Upper Leaves Yellowing
Yellowing at the tips and edges of upper leaves, especially on new growth, usually indicates a nutrient deficiency — specifically nitrogen or iron. Money plants that haven’t been fertilised for months or that have been in the same soil for a long time begin to run out of the nutrients that support new leaf development. New leaves need more resources than older ones, so they show the deficiency first.
The fix: apply a balanced liquid fertiliser at half strength. This is the most reliable way to address nutrient-related yellowing. Results show in the next round of new growth — the new leaves will come in green instead of yellow. It takes 3-5 weeks to see improvement.
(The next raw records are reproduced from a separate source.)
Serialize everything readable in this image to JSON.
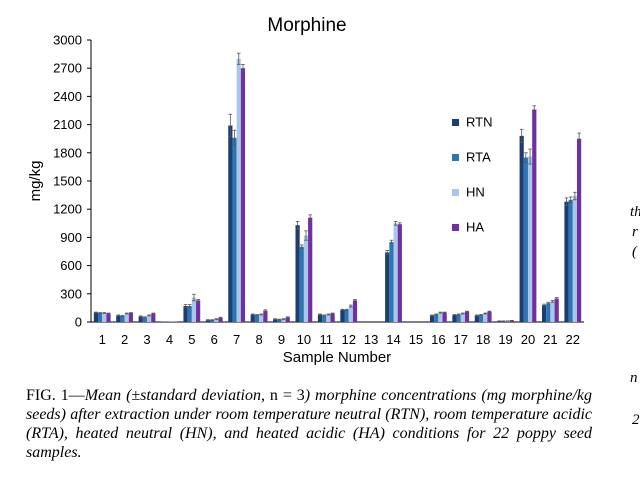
{
  "chart_data": {
    "type": "bar",
    "title": "Morphine",
    "xlabel": "Sample Number",
    "ylabel": "mg/kg",
    "ylim": [
      0,
      3000
    ],
    "yticks": [
      "0",
      "300",
      "600",
      "900",
      "1200",
      "1500",
      "1800",
      "2100",
      "2400",
      "2700",
      "3000"
    ],
    "categories": [
      "1",
      "2",
      "3",
      "4",
      "5",
      "6",
      "7",
      "8",
      "9",
      "10",
      "11",
      "12",
      "13",
      "14",
      "15",
      "16",
      "17",
      "18",
      "19",
      "20",
      "21",
      "22"
    ],
    "legend_position": "right",
    "grid": false,
    "series": [
      {
        "name": "RTN",
        "color": "#1f3c6e",
        "values": [
          100,
          70,
          60,
          5,
          170,
          20,
          2090,
          80,
          30,
          1030,
          80,
          130,
          0,
          740,
          0,
          70,
          75,
          70,
          10,
          1980,
          180,
          1280
        ],
        "errors": [
          5,
          5,
          5,
          0,
          15,
          5,
          120,
          5,
          5,
          40,
          5,
          5,
          0,
          20,
          0,
          5,
          5,
          5,
          2,
          70,
          10,
          40
        ]
      },
      {
        "name": "RTA",
        "color": "#2e75b6",
        "values": [
          95,
          65,
          50,
          3,
          170,
          20,
          1960,
          75,
          25,
          800,
          70,
          130,
          0,
          850,
          0,
          80,
          80,
          75,
          10,
          1750,
          200,
          1300
        ],
        "errors": [
          5,
          5,
          5,
          0,
          15,
          5,
          80,
          5,
          5,
          20,
          5,
          5,
          0,
          20,
          0,
          5,
          5,
          5,
          2,
          50,
          10,
          30
        ]
      },
      {
        "name": "HN",
        "color": "#a9c8e8",
        "values": [
          95,
          90,
          70,
          3,
          260,
          30,
          2800,
          80,
          30,
          920,
          80,
          170,
          0,
          1050,
          0,
          100,
          90,
          90,
          10,
          1760,
          220,
          1340
        ],
        "errors": [
          5,
          5,
          5,
          0,
          35,
          5,
          60,
          5,
          5,
          50,
          5,
          10,
          0,
          20,
          0,
          5,
          5,
          5,
          2,
          80,
          10,
          40
        ]
      },
      {
        "name": "HA",
        "color": "#7030a0",
        "values": [
          90,
          95,
          90,
          5,
          230,
          45,
          2700,
          120,
          50,
          1110,
          90,
          230,
          0,
          1040,
          0,
          100,
          110,
          110,
          15,
          2260,
          250,
          1950
        ],
        "errors": [
          5,
          5,
          5,
          0,
          10,
          5,
          40,
          10,
          5,
          30,
          5,
          10,
          0,
          15,
          0,
          5,
          5,
          5,
          2,
          40,
          10,
          60
        ]
      }
    ]
  },
  "caption": {
    "label": "FIG. 1—",
    "text_italic_1": "Mean (±standard deviation, ",
    "text_n": "n = 3",
    "text_italic_2": ") morphine concentrations (mg morphine/kg seeds) after extraction under room temperature neutral (RTN), room temperature acidic (RTA), heated neutral (HN), and heated acidic (HA) conditions for 22 poppy seed samples."
  },
  "side_fragments": [
    "th",
    "r",
    "(",
    "n",
    "2"
  ]
}
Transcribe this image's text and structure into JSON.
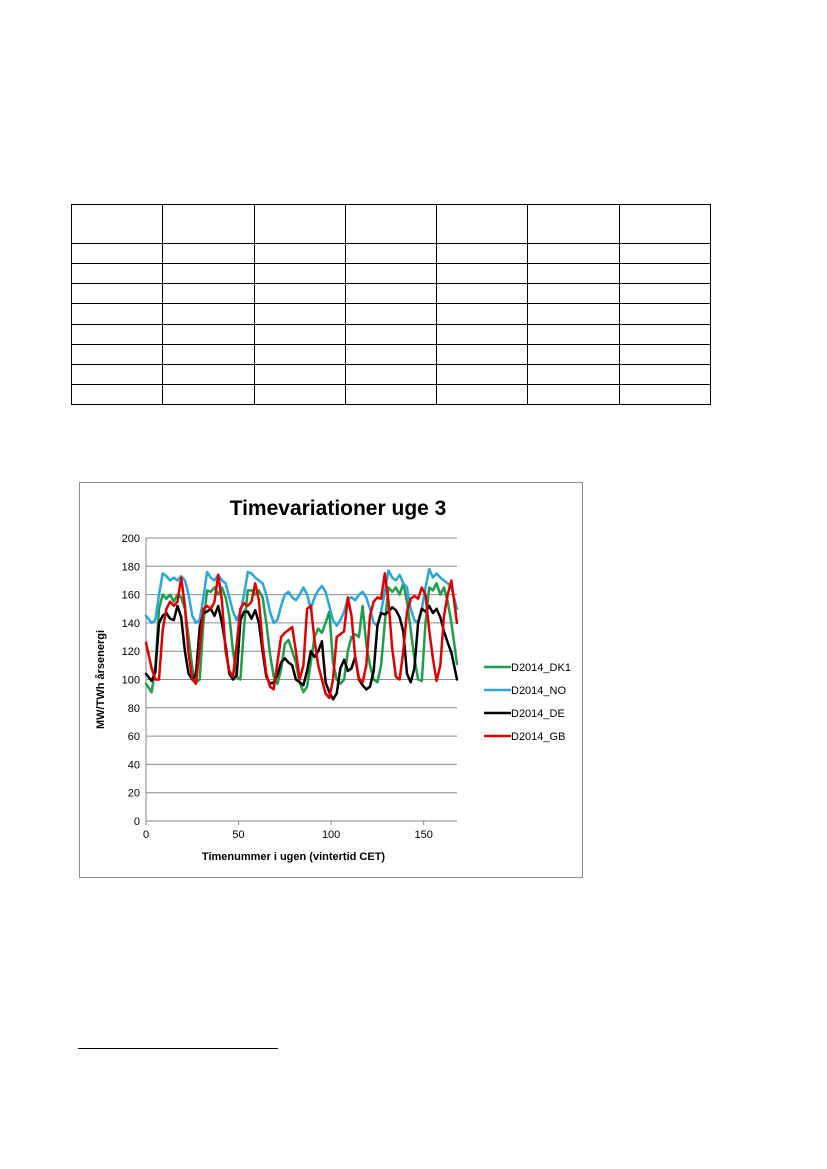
{
  "table": {
    "columns": 7,
    "body_rows": 8
  },
  "chart_data": {
    "type": "line",
    "title": "Timevariationer uge 3",
    "xlabel": "Timenummer i ugen (vintertid CET)",
    "ylabel": "MW/TWh årsenergi",
    "xlim": [
      0,
      168
    ],
    "ylim": [
      0,
      200
    ],
    "xticks": [
      0,
      50,
      100,
      150
    ],
    "yticks": [
      0,
      20,
      40,
      60,
      80,
      100,
      120,
      140,
      160,
      180,
      200
    ],
    "grid": "horizontal",
    "legend_position": "right",
    "series": [
      {
        "name": "D2014_DK1",
        "color": "#1e9e4a",
        "x": [
          0,
          3,
          5,
          7,
          9,
          11,
          13,
          15,
          17,
          19,
          21,
          23,
          25,
          27,
          29,
          31,
          33,
          35,
          37,
          39,
          41,
          43,
          45,
          47,
          49,
          51,
          53,
          55,
          57,
          59,
          61,
          63,
          65,
          67,
          69,
          71,
          73,
          75,
          77,
          79,
          81,
          83,
          85,
          87,
          89,
          91,
          93,
          95,
          97,
          99,
          101,
          103,
          105,
          107,
          109,
          111,
          113,
          115,
          117,
          119,
          121,
          123,
          125,
          127,
          129,
          131,
          133,
          135,
          137,
          139,
          141,
          143,
          145,
          147,
          149,
          151,
          153,
          155,
          157,
          159,
          161,
          163,
          165,
          168
        ],
        "y": [
          97,
          91,
          108,
          150,
          160,
          157,
          160,
          155,
          160,
          158,
          150,
          130,
          108,
          98,
          100,
          140,
          163,
          162,
          165,
          160,
          165,
          158,
          145,
          120,
          102,
          100,
          138,
          163,
          163,
          160,
          163,
          158,
          140,
          118,
          102,
          97,
          107,
          125,
          128,
          120,
          112,
          98,
          91,
          95,
          112,
          130,
          136,
          133,
          140,
          148,
          112,
          100,
          97,
          100,
          120,
          130,
          132,
          130,
          152,
          125,
          110,
          100,
          98,
          110,
          140,
          165,
          162,
          165,
          160,
          168,
          155,
          135,
          115,
          100,
          99,
          140,
          165,
          163,
          168,
          160,
          165,
          155,
          140,
          111
        ]
      },
      {
        "name": "D2014_NO",
        "color": "#2aa6dc",
        "x": [
          0,
          3,
          5,
          7,
          9,
          11,
          13,
          15,
          17,
          19,
          21,
          23,
          25,
          27,
          29,
          31,
          33,
          35,
          37,
          39,
          41,
          43,
          45,
          47,
          49,
          51,
          53,
          55,
          57,
          59,
          61,
          63,
          65,
          67,
          69,
          71,
          73,
          75,
          77,
          79,
          81,
          83,
          85,
          87,
          89,
          91,
          93,
          95,
          97,
          99,
          101,
          103,
          105,
          107,
          109,
          111,
          113,
          115,
          117,
          119,
          121,
          123,
          125,
          127,
          129,
          131,
          133,
          135,
          137,
          139,
          141,
          143,
          145,
          147,
          149,
          151,
          153,
          155,
          157,
          159,
          161,
          163,
          165,
          168
        ],
        "y": [
          145,
          140,
          142,
          160,
          175,
          173,
          170,
          172,
          170,
          173,
          170,
          160,
          145,
          140,
          142,
          158,
          176,
          172,
          170,
          174,
          170,
          168,
          158,
          148,
          142,
          148,
          160,
          176,
          175,
          172,
          170,
          168,
          160,
          148,
          140,
          142,
          152,
          160,
          162,
          158,
          156,
          160,
          165,
          160,
          150,
          158,
          163,
          166,
          162,
          152,
          142,
          138,
          142,
          148,
          157,
          158,
          156,
          160,
          162,
          158,
          150,
          140,
          138,
          148,
          162,
          177,
          172,
          170,
          174,
          168,
          165,
          150,
          142,
          140,
          150,
          165,
          178,
          172,
          175,
          172,
          170,
          168,
          165,
          150
        ]
      },
      {
        "name": "D2014_DE",
        "color": "#000000",
        "x": [
          0,
          3,
          5,
          7,
          9,
          11,
          13,
          15,
          17,
          19,
          21,
          23,
          25,
          27,
          29,
          31,
          33,
          35,
          37,
          39,
          41,
          43,
          45,
          47,
          49,
          51,
          53,
          55,
          57,
          59,
          61,
          63,
          65,
          67,
          69,
          71,
          73,
          75,
          77,
          79,
          81,
          83,
          85,
          87,
          89,
          91,
          93,
          95,
          97,
          99,
          101,
          103,
          105,
          107,
          109,
          111,
          113,
          115,
          117,
          119,
          121,
          123,
          125,
          127,
          129,
          131,
          133,
          135,
          137,
          139,
          141,
          143,
          145,
          147,
          149,
          151,
          153,
          155,
          157,
          159,
          161,
          163,
          165,
          168
        ],
        "y": [
          104,
          99,
          105,
          140,
          145,
          147,
          143,
          142,
          152,
          144,
          120,
          104,
          100,
          104,
          137,
          147,
          148,
          150,
          145,
          152,
          140,
          124,
          104,
          100,
          103,
          142,
          148,
          148,
          143,
          149,
          140,
          120,
          102,
          97,
          98,
          103,
          112,
          115,
          112,
          110,
          100,
          98,
          96,
          106,
          120,
          116,
          120,
          127,
          98,
          91,
          86,
          90,
          108,
          114,
          106,
          108,
          116,
          100,
          96,
          93,
          95,
          106,
          138,
          147,
          146,
          148,
          151,
          149,
          144,
          134,
          104,
          98,
          108,
          140,
          150,
          148,
          152,
          147,
          150,
          144,
          134,
          126,
          119,
          100
        ]
      },
      {
        "name": "D2014_GB",
        "color": "#e00000",
        "x": [
          0,
          3,
          5,
          7,
          9,
          11,
          13,
          15,
          17,
          19,
          21,
          23,
          25,
          27,
          29,
          31,
          33,
          35,
          37,
          39,
          41,
          43,
          45,
          47,
          49,
          51,
          53,
          55,
          57,
          59,
          61,
          63,
          65,
          67,
          69,
          71,
          73,
          75,
          77,
          79,
          81,
          83,
          85,
          87,
          89,
          91,
          93,
          95,
          97,
          99,
          101,
          103,
          105,
          107,
          109,
          111,
          113,
          115,
          117,
          119,
          121,
          123,
          125,
          127,
          129,
          131,
          133,
          135,
          137,
          139,
          141,
          143,
          145,
          147,
          149,
          151,
          153,
          155,
          157,
          159,
          161,
          163,
          165,
          168
        ],
        "y": [
          126,
          108,
          100,
          100,
          135,
          150,
          155,
          152,
          155,
          172,
          152,
          118,
          100,
          97,
          122,
          150,
          152,
          150,
          155,
          174,
          156,
          120,
          106,
          102,
          125,
          150,
          154,
          152,
          155,
          168,
          156,
          125,
          104,
          95,
          93,
          112,
          130,
          133,
          135,
          137,
          120,
          100,
          110,
          150,
          152,
          128,
          110,
          100,
          90,
          87,
          100,
          130,
          132,
          134,
          158,
          145,
          116,
          101,
          98,
          110,
          145,
          155,
          158,
          157,
          175,
          155,
          122,
          102,
          100,
          120,
          148,
          157,
          159,
          157,
          165,
          160,
          135,
          115,
          99,
          110,
          145,
          160,
          170,
          140
        ]
      }
    ]
  }
}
Whole Leaf Yellowing vs. Spotty Yellowing
A leaf that turns entirely yellow is usually being shed or indicating a serious systemic problem — overwatering, root rot, or severe nutrient depletion. A leaf with yellow spots or irregular yellow patches is more likely a pest issue, a localised fungal problem, or inconsistent watering where some roots are getting water and others aren’t.
Irregular yellowing across the leaf surface with dark spots or browning alongside the yellow suggests a fungal infection, particularly if the pattern started on one leaf and spread to others. Remove affected leaves, improve air circulation around the plant, and avoid overhead watering.
The Overwatering Mistake
The most common error when seeing yellow leaves is to assume the plant needs more water. This is the opposite of what the plant usually needs. Yellow lower leaves + damp soil = too much water. Adding more water accelerates root rot and the yellowing spreads. The soil stays wet, the roots continue drowning, and within a few weeks the plant is significantly worse.
The test when in doubt: insert your finger 2 inches into the soil. If it feels dry at that depth, water. If it’s damp, don’t. This single check resolves most yellow leaf scenarios without complicated diagnosis.
When Yellow Leaves Are Normal
One yellow leaf every 4-6 weeks on a healthy, fast-growing money plant is not a problem. The plant is producing new growth and shedding old leaves as part of normal metabolism. If the new leaves are large, green, and growing vigorously, the plant is healthy. The yellow leaf is not a symptom — it’s maintenance.
The distinction matters: healthy plant dropping old leaves has one yellow leaf, firm vines, and consistent new growth. Struggling plant with a problem has multiple yellow leaves, soft vines, and slowing or stalling new growth.
What to Do About Yellow Leaves
Remove them. A yellow leaf that is fully yellow is no longer photosynthesising and is a net drain on the plant’s energy. Pinch or cut it off at the stem. This redirects the plant’s resources to new growth and healthy leaves. Don’t leave yellow leaves on the plant hoping they will turn green again — they won’t.
After removing yellow leaves, address the cause. Check the soil moisture. Check the watering schedule. Consider whether the plant has been fed recently. Adjust accordingly. Then monitor new growth — if new leaves come in green, the problem is resolved. If new growth continues to be yellow or the yellowing spreads, dig deeper into root health and pest issues.
Preventing Yellow Leaves
Most yellow leaf issues are preventable with consistent watering habits and seasonal feeding. Water only when the top inch of soil is dry — not on a schedule, based on the actual moisture level. Fertilise monthly during active growth from March through September. Use the half-strength rule to avoid over-fertilising, which causes its own leaf yellowing (crispy brown edges alongside the yellow).
These two habits together — right watering and seasonal feeding — prevent the majority of yellow leaf problems in money plants. The plant grows more vigorously, the leaves stay green, and the yellow leaves that do appear are genuinely just old ones being retired.